A graphene oxide–mesoporous MnO2 nanocomposite modified glassy carbon electrode as a novel and efficient voltammetric sensor for simultaneous determination of hydroquinone and catechol

Abstract

A new facile preparation method of graphene oxide–mesoporous MnO 2 (GO–MnO 2 ) nanocomplex was developed here. The GO–MnO 2 was used as a new electrode material for the fabrication of voltammetric sensor for sensitive simultaneous determination of hydroquinone (HQ) and catechol (CC), which exhibited significantly decreased peak-to-peak separations of ca. 34 and 36 mV for HQ and CC, respectively between oxidation and reduction waves in cyclic voltammetry.
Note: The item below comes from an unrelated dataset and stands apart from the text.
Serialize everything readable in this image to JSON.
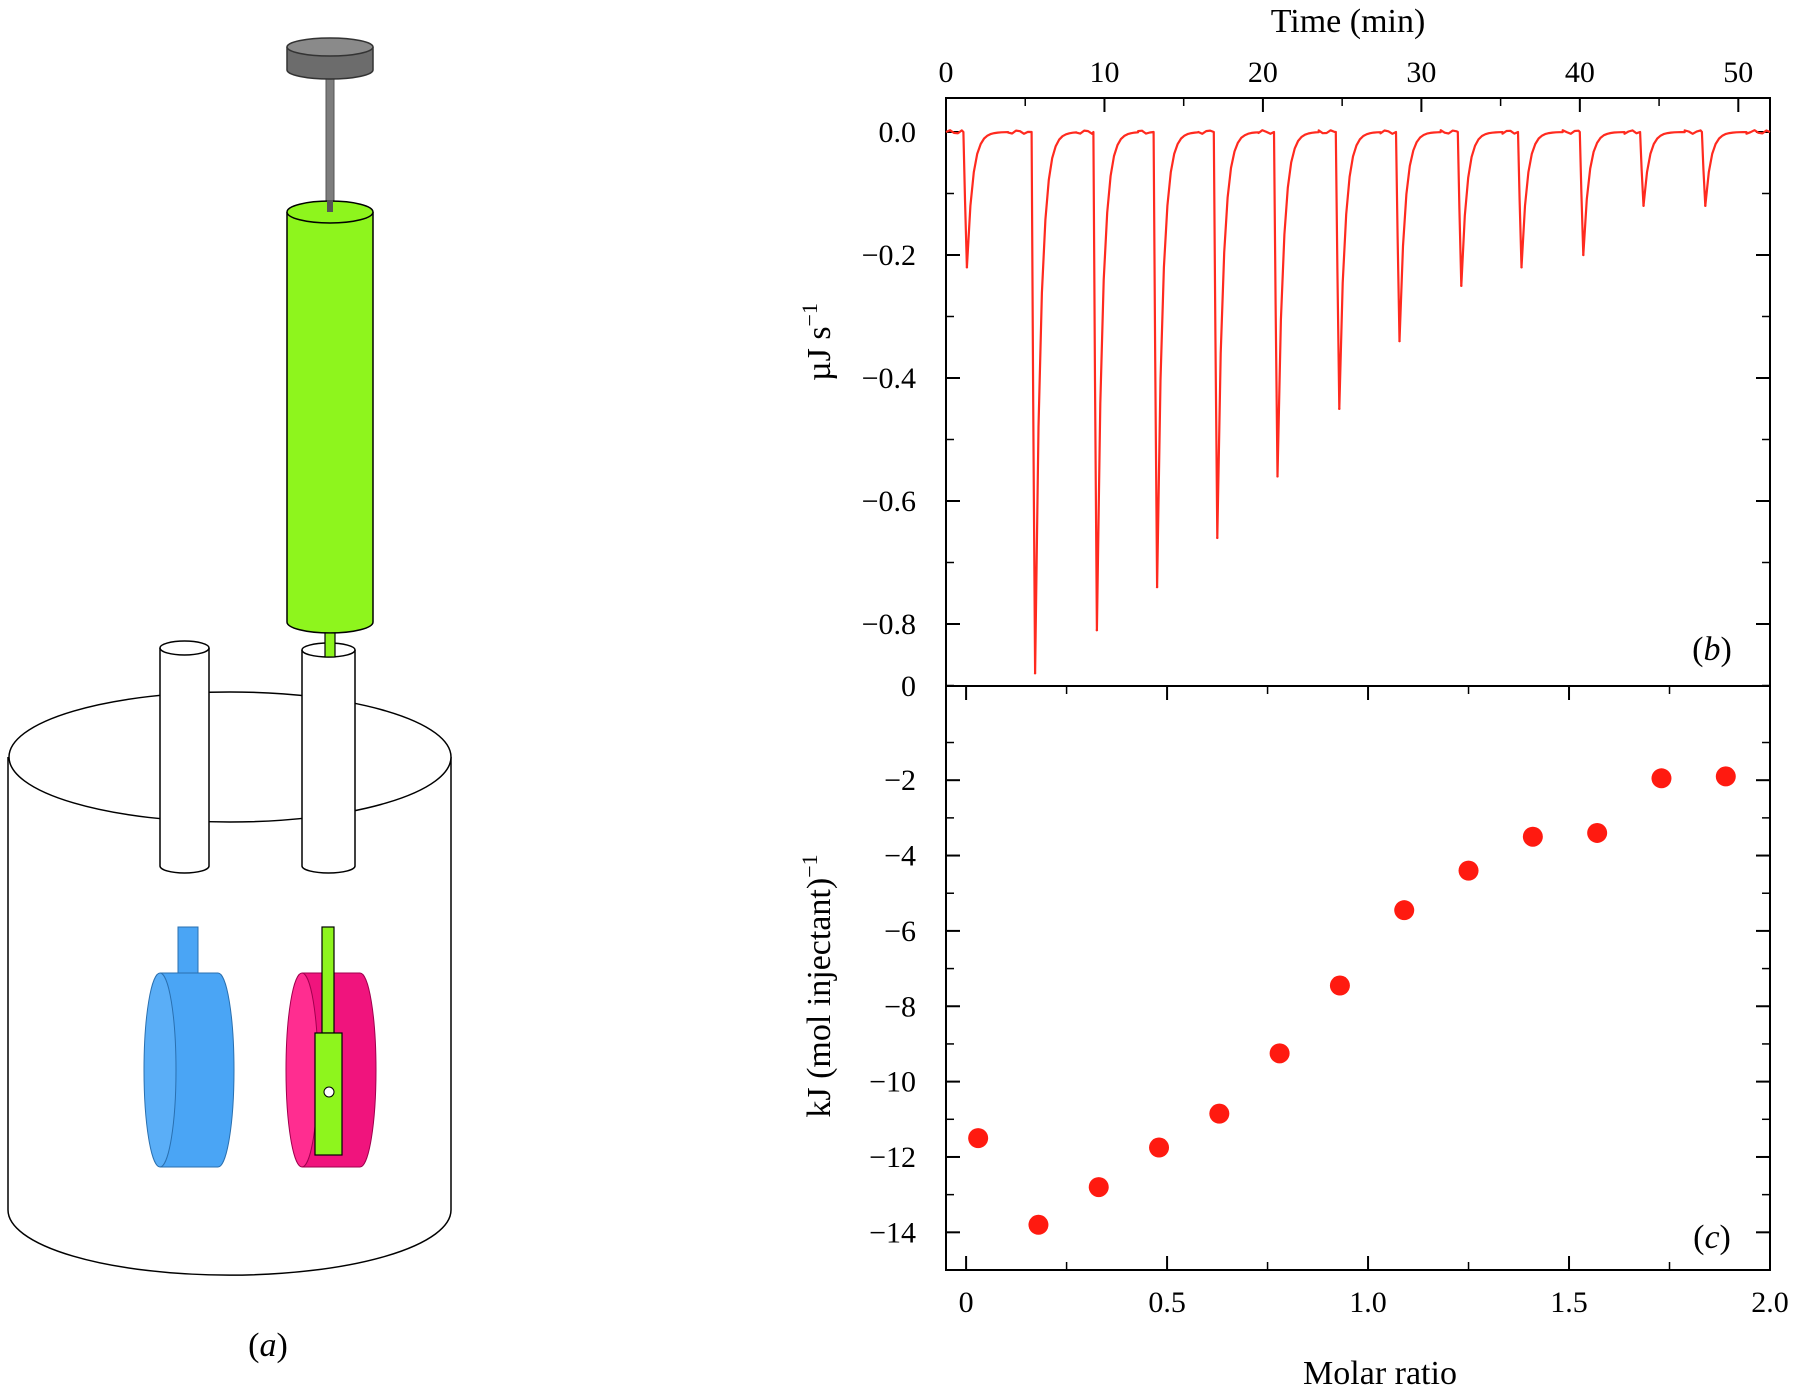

In differential pulse voltammetric measurements, the GO–MnO 2 based sensor could separate the oxidation peak potentials of HQ and CC by about 115 mV though the bare electrode gave a single broad response, which was related to the higher surface area and catalytic ability of GO–MnO 2 . The oxidation peak current of HQ was linear over the range from 0.01 to 0.7 μM in the presence of 0.1 μM CC, and the oxidation peak current of CC was linear over the range from 0.03 to 1.0 μM in the presence of 0.13 μM HQ. The detection limits ( S / N = 3) for HQ and CC were 7.0 and 10.0 nM, respectively. The proposed sensor was successfully applied to the simultaneous determination of HQ and CC in artificial wastewater samples.